Creating a Voice Modeling Task (with In-House Models)

You can view the preset voices of MetaStudio on the Video Production or Livestreams page. If the preset voices cannot meet your requirements, you can use an in-house model to customize a voice.

Constraints

Only enterprise users can customize voices on MetaStudio.

Preparations

Before creating a voice modeling task, see Procedure.

  • If you select Script Upload, record an audio in advance by referring to the recording guide on the voice modeling page.

Video

Watch this video to learn how to train your voice model and create a lifelike voice for your virtual avatar.

Procedure

  1. Log in to the MetaStudio console and go to the Overview page.
  2. Click Go to MetaStudio Console to go to the MetaStudio console.
  1. Click the Voice Modeling card to go to the voice modeling page.

    On the page displayed, the area on the left is for voice modeling, and the area on the right shows the voice modeling process.
    Figure 1 Customizing a voice

  2. Under the Huawei Models tab, configure voice modeling parameters.

    For details, see Table 1.

    Table 1 GUI operations

    Parameter

    Description

    Voice modeling

    Voice modeling requires recording a complete, uninterrupted WAV or MP3 audio file of 10 to 30 minutes (recommended: 15 minutes).

    The remaining voice modeling quota will be displayed.
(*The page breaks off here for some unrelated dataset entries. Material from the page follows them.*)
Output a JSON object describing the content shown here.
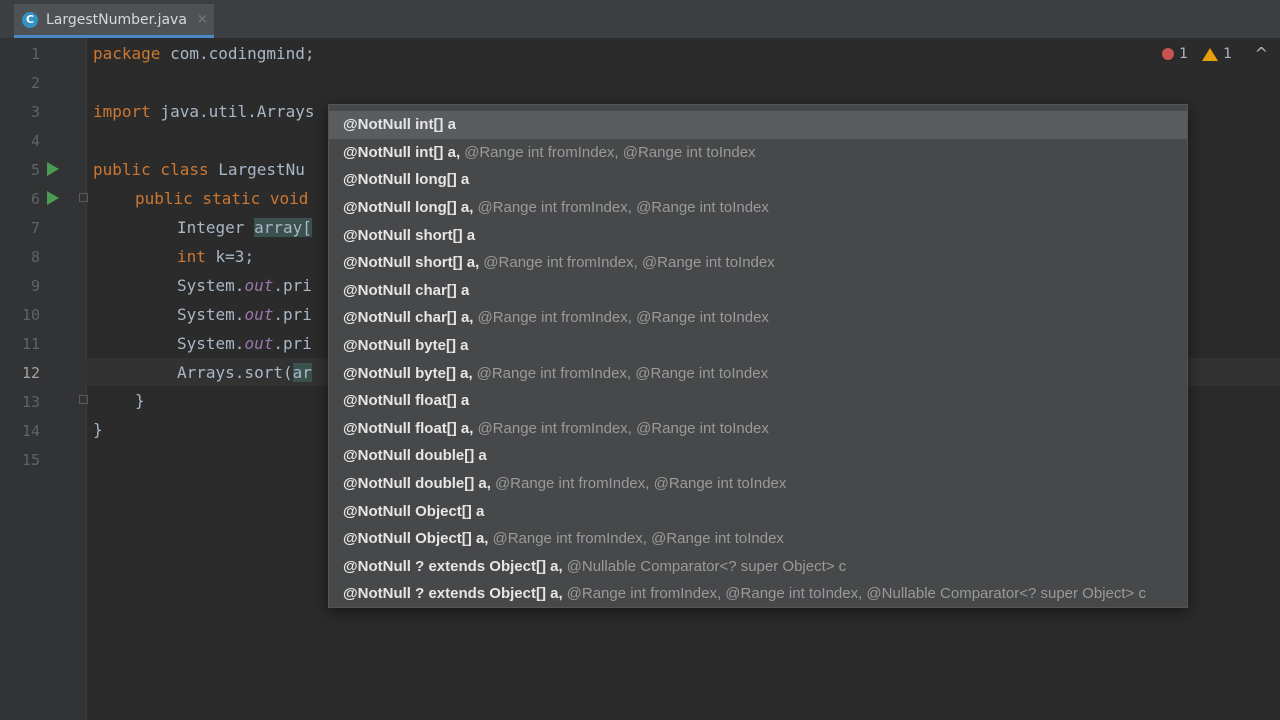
{
  "tab": {
    "filename": "LargestNumber.java",
    "file_icon": "C",
    "close": "×"
  },
  "inspections": {
    "errors": "1",
    "warnings": "1",
    "collapse": "^"
  },
  "gutter": {
    "line_numbers": [
      "1",
      "2",
      "3",
      "4",
      "5",
      "6",
      "7",
      "8",
      "9",
      "10",
      "11",
      "12",
      "13",
      "14",
      "15"
    ]
  },
  "code": {
    "l1_kw": "package",
    "l1_rest": " com.codingmind;",
    "l3_kw": "import",
    "l3_rest": " java.util.Arrays",
    "l5_kw": "public class",
    "l5_rest": " LargestNu",
    "l6_kw": "public static void",
    "l6_rest": "",
    "l7_type": "Integer ",
    "l7_var": "array[",
    "l8_kw": "int",
    "l8_rest": " k=3;",
    "l9_a": "System.",
    "l9_out": "out",
    "l9_b": ".pri",
    "l10_a": "System.",
    "l10_out": "out",
    "l10_b": ".pri",
    "l11_a": "System.",
    "l11_out": "out",
    "l11_b": ".pri",
    "l12_a": "Arrays.sort(",
    "l12_arg": "ar",
    "l13": "}",
    "l14": "}"
  },
  "completion": {
    "items": [
      {
        "main": "@NotNull int[] a",
        "rest": ""
      },
      {
        "main": "@NotNull int[] a,",
        "rest": "@Range int fromIndex, @Range int toIndex"
      },
      {
        "main": "@NotNull long[] a",
        "rest": ""
      },
      {
        "main": "@NotNull long[] a,",
        "rest": "@Range int fromIndex, @Range int toIndex"
      },
      {
        "main": "@NotNull short[] a",
        "rest": ""
      },
      {
        "main": "@NotNull short[] a,",
        "rest": "@Range int fromIndex, @Range int toIndex"
      },
      {
        "main": "@NotNull char[] a",
        "rest": ""
      },
      {
        "main": "@NotNull char[] a,",
        "rest": "@Range int fromIndex, @Range int toIndex"
      },
      {
        "main": "@NotNull byte[] a",
        "rest": ""
      },
      {
        "main": "@NotNull byte[] a,",
        "rest": "@Range int fromIndex, @Range int toIndex"
      },
      {
        "main": "@NotNull float[] a",
        "rest": ""
      },
      {
        "main": "@NotNull float[] a,",
        "rest": "@Range int fromIndex, @Range int toIndex"
      },
      {
        "main": "@NotNull double[] a",
        "rest": ""
      },
      {
        "main": "@NotNull double[] a,",
        "rest": "@Range int fromIndex, @Range int toIndex"
      },
      {
        "main": "@NotNull Object[] a",
        "rest": ""
      },
      {
        "main": "@NotNull Object[] a,",
        "rest": "@Range int fromIndex, @Range int toIndex"
      },
      {
        "main": "@NotNull ? extends Object[] a,",
        "rest": "@Nullable Comparator<? super Object> c"
      },
      {
        "main": "@NotNull ? extends Object[] a,",
        "rest": "@Range int fromIndex, @Range int toIndex, @Nullable Comparator<? super Object> c"
      }
    ]
  }
}
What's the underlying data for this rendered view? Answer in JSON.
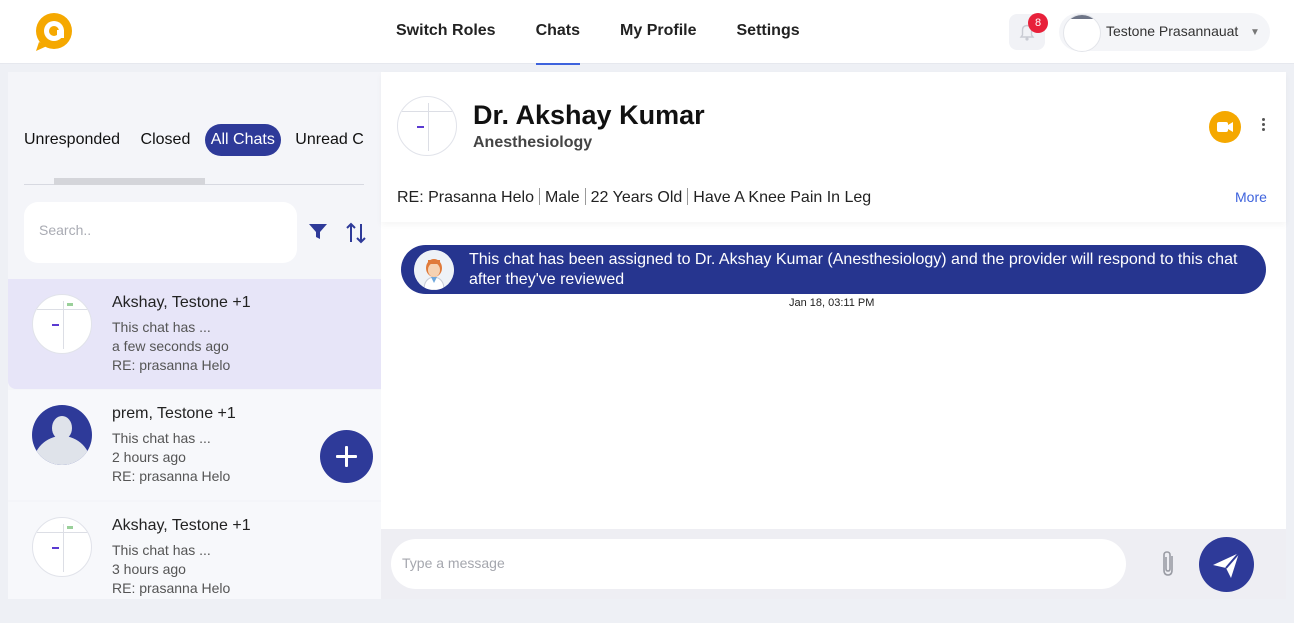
{
  "header": {
    "nav": [
      "Switch Roles",
      "Chats",
      "My Profile",
      "Settings"
    ],
    "active_nav": "Chats",
    "notification_count": "8",
    "user_name": "Testone Prasannauat",
    "brand_color": "#f5a800"
  },
  "sidebar": {
    "tabs": [
      "Unresponded",
      "Closed",
      "All Chats",
      "Unread C"
    ],
    "active_tab": "All Chats",
    "search_placeholder": "Search..",
    "conversations": [
      {
        "name": "Akshay, Testone +1",
        "preview": "This chat has ...",
        "time": "a few seconds ago",
        "subject": "RE: prasanna Helo"
      },
      {
        "name": "prem, Testone +1",
        "preview": "This chat has ...",
        "time": "2 hours ago",
        "subject": "RE: prasanna Helo"
      },
      {
        "name": "Akshay, Testone +1",
        "preview": "This chat has ...",
        "time": "3 hours ago",
        "subject": "RE: prasanna Helo"
      }
    ]
  },
  "chat": {
    "doctor_name": "Dr. Akshay Kumar",
    "specialty": "Anesthesiology",
    "details": [
      "RE: Prasanna Helo",
      "Male",
      "22 Years Old",
      "Have A Knee Pain In Leg"
    ],
    "more_label": "More",
    "system_message": "This chat has been assigned to Dr. Akshay Kumar (Anesthesiology) and the provider will respond to this chat after they've reviewed",
    "system_time": "Jan 18, 03:11 PM",
    "message_placeholder": "Type a message",
    "accent_color": "#2e3a99"
  }
}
Ensure that there is a pause of 2 to 3 seconds between sentences in an audio recording.

    Voice Settings

    Enter a voice name.

    Example: emotion_joyful_healing

    Produce Voice

    The method of voice modeling is Script Upload. You can follow the audio recording guide on the page to record a WAV or MP3 audio file.

    WAV or MP3 audio files can be uploaded without being compressed or containing TXT files.

    If no preset script is used, the voice tag is used only to indicate the voice application scenario.

    Voice Gender

    Gender of the voice. Specify this parameter to improve voice model precision.

    Options:

    • Male
    • Female

    Input Language

    Language of the uploaded script.

    Options:

    • Chinese
    • English

    Note: The current parameter setting is only an identifier and does not influence the training result.

    Voice Field

    Field to which a voice applies. You can select a field to quickly find the desired voice.

    There is preset text of different styles for different fields. After voice training is completed, you can choose Assets > My Models > Voices to preview how the voice reads text in the selected field.

    Script of each of the preceding tags is preset in MetaStudio, as shown in Script Examples (Advanced Edition). When using the preset script, you must select the corresponding tag.

  3. Check the box for authorizing the voice use and click Submit.

    The Information dialog box appears, notifying you of the remaining voice modeling quota and indicating that one resource will be consumed this time.

  4. After confirming the information, click Submit.

    After the voice modeling task is submitted, the message Production task submitted appears, as shown in Figure 2.

    Model review and modeling take about seven working days.

    • Figure 2 Production task submitted

  5. You can click View Production Tasks to view the review progress of the voice modeling task.

    When the status changes to Reviewed, algorithm training is automatically started. If there are multiple algorithm training tasks, queuing and delay may occur.